Geçtiğimiz Cumartesi birkaç dost (12 Ağustos) Süleyman Demirel’in İslamköy’deki mezarını ve müzesini ziyaret ettik.

Gördüklerimiz karşısında “keşke Aydın’da da bu güzellikte ve zenginlikte bir ‘Menderes Külliyesi’ olsaydı ne güzel olurdu” demekten kendimizi alamadık.

Bazılarınız Cumhurbaşkanlığı dönemindeki 28 Şubat Olayında demokrasiden yana tavır alamamasını gerekçe göstererek Demirel’i eleştirebilir, bu hareketiyle onun eski değerinden çok şey kaybettiği iddiasında bulunabilirsiniz.

Onu “Cumhurbaşkanı Demirel, Başbakan Demirel’i öldürdü,” şeklinde ben de eleştirmiştim.

Ancak hatırdan çıkarmamız gereken gerçek şudur:

Ülkelerine çağ atlatan Atatürk gibi devlet adamı ve komutanların, Adnan Menderes, Süleyman Demirel gibi siyasetçilerin beğenilen, takdir edilen yönleri kadar eleştirilen tarafları da vardır.

Nihayetinde onlar da insandır.

Ancak eleştirilmeleri onların devlet veya siyaset adamlığından, komutanlığından bir şey kaybettirmez.

Onlar milletin gözünde büyük bir devlet adamıdır, büyük bir siyasetçidir, büyük bir komutandır.
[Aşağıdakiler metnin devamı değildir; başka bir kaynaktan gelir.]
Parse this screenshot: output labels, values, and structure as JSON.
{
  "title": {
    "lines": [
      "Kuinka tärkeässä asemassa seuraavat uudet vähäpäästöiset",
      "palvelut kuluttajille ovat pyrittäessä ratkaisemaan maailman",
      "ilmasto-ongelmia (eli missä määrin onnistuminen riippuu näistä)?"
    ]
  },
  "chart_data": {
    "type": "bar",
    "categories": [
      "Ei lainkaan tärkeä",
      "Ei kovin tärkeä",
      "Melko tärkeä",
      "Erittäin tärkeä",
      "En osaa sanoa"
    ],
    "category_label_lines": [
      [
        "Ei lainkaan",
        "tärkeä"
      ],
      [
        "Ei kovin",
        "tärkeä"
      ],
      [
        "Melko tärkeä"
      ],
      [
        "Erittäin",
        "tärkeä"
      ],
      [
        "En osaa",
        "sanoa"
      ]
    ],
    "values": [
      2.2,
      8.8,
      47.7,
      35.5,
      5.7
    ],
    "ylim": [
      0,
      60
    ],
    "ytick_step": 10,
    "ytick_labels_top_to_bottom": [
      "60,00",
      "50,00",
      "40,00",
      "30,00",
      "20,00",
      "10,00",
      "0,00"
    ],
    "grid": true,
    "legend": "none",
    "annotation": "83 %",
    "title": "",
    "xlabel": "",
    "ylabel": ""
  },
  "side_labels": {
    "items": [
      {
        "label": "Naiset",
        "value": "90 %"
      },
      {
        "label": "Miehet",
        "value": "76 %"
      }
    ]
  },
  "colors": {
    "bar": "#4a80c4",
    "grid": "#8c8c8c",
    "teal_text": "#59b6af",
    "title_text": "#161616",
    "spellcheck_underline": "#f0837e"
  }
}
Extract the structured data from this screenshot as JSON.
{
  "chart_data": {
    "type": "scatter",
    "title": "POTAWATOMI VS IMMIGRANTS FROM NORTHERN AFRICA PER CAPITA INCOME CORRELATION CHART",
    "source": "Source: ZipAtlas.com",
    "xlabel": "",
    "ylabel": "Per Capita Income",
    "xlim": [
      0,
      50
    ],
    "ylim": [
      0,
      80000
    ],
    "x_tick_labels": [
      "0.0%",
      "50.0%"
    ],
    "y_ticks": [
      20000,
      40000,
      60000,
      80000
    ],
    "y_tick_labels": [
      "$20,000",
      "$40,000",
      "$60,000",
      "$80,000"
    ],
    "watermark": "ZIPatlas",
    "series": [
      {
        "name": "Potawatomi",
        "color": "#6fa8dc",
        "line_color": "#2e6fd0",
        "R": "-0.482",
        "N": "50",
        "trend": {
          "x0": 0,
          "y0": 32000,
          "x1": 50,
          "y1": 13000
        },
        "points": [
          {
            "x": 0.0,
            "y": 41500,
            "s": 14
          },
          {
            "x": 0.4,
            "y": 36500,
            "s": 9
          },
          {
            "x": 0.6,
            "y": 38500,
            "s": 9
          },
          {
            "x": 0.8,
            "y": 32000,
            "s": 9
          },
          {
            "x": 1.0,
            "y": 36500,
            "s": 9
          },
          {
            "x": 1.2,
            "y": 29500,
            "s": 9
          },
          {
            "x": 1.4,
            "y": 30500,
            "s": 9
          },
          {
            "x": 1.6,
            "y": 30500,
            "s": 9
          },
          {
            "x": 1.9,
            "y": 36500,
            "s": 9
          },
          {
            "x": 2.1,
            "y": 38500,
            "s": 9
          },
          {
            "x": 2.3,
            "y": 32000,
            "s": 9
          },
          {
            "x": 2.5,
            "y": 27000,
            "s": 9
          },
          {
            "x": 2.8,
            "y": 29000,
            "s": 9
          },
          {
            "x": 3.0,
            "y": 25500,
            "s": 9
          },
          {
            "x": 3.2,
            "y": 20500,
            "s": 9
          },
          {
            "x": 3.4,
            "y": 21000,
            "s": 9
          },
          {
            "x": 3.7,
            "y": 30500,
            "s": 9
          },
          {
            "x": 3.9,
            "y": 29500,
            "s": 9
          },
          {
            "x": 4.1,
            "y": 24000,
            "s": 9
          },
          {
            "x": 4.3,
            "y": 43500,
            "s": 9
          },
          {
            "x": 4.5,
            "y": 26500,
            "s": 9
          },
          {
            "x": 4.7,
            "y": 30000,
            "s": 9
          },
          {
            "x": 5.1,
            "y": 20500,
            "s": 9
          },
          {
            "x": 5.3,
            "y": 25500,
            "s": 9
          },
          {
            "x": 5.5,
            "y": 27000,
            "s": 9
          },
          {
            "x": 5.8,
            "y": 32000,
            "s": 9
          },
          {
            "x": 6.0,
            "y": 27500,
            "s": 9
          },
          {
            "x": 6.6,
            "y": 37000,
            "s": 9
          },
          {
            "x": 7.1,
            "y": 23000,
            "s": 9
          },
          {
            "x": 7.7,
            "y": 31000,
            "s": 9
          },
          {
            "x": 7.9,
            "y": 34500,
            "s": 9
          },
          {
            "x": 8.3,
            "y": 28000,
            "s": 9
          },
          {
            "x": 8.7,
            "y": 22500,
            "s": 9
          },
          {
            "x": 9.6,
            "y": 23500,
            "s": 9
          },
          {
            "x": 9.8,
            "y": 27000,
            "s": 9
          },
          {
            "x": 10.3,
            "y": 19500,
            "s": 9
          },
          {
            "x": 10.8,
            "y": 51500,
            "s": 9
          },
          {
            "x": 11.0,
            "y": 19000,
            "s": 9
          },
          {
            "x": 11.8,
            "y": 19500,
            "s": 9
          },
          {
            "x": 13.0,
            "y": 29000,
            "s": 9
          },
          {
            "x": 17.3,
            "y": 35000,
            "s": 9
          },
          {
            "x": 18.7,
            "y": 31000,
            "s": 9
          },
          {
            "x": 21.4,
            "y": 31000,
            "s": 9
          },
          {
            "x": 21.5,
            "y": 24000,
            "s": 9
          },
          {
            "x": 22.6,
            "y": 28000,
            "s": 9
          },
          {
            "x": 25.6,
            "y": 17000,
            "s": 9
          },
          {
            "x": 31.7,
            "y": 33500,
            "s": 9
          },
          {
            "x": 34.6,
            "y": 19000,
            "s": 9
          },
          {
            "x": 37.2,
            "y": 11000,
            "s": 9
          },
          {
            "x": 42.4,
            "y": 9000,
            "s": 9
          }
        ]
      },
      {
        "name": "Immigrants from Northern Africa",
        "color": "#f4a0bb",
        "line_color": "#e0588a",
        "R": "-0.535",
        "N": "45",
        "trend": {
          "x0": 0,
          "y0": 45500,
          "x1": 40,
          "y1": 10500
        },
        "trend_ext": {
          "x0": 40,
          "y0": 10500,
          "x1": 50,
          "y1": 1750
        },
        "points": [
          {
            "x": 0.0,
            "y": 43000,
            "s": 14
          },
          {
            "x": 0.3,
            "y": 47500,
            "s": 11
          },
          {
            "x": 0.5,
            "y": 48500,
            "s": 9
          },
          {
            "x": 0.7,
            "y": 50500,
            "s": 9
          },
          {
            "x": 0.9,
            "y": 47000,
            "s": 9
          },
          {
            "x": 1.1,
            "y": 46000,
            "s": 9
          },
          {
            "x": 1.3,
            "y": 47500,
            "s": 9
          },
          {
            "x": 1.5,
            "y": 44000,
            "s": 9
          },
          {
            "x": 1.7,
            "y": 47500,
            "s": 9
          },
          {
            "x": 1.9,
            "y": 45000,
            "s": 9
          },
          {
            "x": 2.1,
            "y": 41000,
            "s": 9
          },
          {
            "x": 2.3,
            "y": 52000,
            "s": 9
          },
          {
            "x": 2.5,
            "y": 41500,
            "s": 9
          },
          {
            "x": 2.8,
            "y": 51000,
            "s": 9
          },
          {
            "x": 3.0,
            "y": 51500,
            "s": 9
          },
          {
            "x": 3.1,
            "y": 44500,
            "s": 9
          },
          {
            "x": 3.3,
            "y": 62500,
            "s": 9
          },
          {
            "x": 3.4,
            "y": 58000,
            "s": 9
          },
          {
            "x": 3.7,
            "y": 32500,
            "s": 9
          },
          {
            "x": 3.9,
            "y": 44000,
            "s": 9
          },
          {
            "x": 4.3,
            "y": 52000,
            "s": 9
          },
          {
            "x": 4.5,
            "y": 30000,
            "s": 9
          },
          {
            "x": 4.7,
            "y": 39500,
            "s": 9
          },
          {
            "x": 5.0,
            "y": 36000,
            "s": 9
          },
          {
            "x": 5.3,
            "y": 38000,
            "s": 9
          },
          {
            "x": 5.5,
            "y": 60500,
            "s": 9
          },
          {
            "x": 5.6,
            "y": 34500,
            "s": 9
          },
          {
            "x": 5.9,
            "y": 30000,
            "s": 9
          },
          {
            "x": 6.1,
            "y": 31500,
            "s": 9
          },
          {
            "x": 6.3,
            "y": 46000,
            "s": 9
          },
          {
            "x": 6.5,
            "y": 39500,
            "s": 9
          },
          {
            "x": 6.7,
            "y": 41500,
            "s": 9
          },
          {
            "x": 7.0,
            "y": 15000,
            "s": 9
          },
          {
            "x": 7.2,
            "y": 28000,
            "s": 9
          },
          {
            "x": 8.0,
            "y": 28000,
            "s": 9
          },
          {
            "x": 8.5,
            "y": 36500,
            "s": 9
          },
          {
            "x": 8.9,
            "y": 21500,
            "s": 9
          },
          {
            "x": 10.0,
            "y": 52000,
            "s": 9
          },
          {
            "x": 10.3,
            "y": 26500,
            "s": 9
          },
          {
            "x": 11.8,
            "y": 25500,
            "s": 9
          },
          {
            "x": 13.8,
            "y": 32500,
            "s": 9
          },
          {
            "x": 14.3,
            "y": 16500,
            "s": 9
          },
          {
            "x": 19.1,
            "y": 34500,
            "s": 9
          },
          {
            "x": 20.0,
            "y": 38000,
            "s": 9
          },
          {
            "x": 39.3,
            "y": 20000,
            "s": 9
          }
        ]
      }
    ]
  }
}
Öyle olmaya da devam eder.

Bu yargı evrenseldir.Mesela Fransızların gözünde Napolyon kişisel zaaf ve hatalarına rağmen büyük bir komutan.. Almanlara göre Bismark, İngilizlere göre de Churchill de aynı şekilde büyük bir devlet adamıdır.

Zira onların değeri ülkeye olan üstün hizmetlerinden kaynaklanır.

Bu tezi doğrulayan 28 Şubata en fazla karşı çıkan İslamcı kesimden yazar Yavuz Bahadıroğlu’nun şu değerlendirmesidir:

“Süleyman Demirel 1980 yılına kadar 150 büyük baraj, 200 gölet inşa etti. 1965 yılında 508 köyde elektrik varken bu sayı 1980 yılında 18 bin 945’e çıktı.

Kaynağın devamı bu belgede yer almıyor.